Host Low-cost Private Maven Repository on AWS

Kunal Patil
6 min readMar 3, 2020

--

Deploy a low-cost private Maven repository management solution using Apache Archiva, AWS EC2, and AWS S3.

Introduction

I was looking for an alternative solution to using Nexus and Artifactory in AWS. I accidentally found the open-source Apache Archiva project while browsing through Apache projects listing trying to find something interesting. A quick demo setup of Archiva looked good to me with its decent web console.

So, I took it further to see if I can use S3 as a backend repository storage with Archiva. This idea of using S3 as the Maven repository has been explored in some blog posts; however, they lacked the sophistication provided by repository management products like Archiva.
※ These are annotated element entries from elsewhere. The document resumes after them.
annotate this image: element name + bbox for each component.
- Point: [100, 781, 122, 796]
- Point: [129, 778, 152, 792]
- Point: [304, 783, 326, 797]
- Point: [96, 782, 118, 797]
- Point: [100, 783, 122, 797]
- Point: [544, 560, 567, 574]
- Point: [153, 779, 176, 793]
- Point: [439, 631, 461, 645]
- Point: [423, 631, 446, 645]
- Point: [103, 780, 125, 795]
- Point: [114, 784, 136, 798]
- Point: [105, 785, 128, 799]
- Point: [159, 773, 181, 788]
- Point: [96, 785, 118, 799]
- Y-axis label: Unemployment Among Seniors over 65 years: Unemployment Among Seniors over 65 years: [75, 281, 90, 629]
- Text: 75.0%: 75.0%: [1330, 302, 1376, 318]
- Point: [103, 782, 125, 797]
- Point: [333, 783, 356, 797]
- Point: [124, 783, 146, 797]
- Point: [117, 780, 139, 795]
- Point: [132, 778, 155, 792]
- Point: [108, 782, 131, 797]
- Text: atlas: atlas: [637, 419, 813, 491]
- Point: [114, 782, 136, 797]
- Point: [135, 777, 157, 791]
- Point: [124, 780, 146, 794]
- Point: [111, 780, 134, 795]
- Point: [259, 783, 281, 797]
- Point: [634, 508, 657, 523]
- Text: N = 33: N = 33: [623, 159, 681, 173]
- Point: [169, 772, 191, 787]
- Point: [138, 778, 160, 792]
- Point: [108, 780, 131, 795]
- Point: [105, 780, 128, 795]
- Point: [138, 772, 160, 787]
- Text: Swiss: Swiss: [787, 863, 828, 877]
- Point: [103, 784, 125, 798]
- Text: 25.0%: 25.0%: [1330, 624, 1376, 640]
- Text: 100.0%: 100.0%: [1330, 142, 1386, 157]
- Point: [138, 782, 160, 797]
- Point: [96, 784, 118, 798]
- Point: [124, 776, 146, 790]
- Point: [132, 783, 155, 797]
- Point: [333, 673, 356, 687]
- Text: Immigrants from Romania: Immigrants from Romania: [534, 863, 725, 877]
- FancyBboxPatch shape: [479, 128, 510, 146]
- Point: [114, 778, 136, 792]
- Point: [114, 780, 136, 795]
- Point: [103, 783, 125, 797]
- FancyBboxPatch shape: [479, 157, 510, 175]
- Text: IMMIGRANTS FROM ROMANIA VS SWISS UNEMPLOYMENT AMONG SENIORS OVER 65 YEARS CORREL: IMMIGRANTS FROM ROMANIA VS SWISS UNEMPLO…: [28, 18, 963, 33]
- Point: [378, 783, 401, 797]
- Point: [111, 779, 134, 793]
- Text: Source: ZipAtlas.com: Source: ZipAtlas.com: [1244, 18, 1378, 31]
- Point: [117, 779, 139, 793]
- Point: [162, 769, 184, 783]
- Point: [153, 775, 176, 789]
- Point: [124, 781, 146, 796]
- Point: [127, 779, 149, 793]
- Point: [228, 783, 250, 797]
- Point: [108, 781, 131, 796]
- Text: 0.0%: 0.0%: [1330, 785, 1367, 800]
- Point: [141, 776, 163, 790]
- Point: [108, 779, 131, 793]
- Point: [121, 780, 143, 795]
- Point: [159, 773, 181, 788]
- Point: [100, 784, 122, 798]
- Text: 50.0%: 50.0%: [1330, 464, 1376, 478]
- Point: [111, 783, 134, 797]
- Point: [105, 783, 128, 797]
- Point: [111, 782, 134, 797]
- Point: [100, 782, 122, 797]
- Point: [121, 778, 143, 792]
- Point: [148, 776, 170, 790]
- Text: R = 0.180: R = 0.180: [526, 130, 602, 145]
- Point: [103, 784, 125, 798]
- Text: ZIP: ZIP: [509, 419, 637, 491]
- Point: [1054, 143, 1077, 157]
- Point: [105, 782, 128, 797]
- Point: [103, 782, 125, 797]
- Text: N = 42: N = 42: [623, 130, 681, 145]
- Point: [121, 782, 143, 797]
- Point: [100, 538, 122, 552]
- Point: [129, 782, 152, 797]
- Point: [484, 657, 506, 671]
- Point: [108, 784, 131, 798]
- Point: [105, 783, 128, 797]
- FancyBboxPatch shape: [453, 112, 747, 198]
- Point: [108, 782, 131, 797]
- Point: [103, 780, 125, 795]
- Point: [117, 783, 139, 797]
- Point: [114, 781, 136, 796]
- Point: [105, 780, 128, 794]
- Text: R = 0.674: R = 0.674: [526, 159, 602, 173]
Archiva provides configuration option to change destination directory for storing the Maven artifacts. I thought I could override this setting to use an S3 bucket as storage if I could find how to mount an S3 bucket as file system. While searching for this, I came across this blog and found S3FS-Fuse to be the right fit for my purpose.

I gave a try combining Apache Archiva with S3FS and it worked like a charm! I have described the steps I followed to get this approach working.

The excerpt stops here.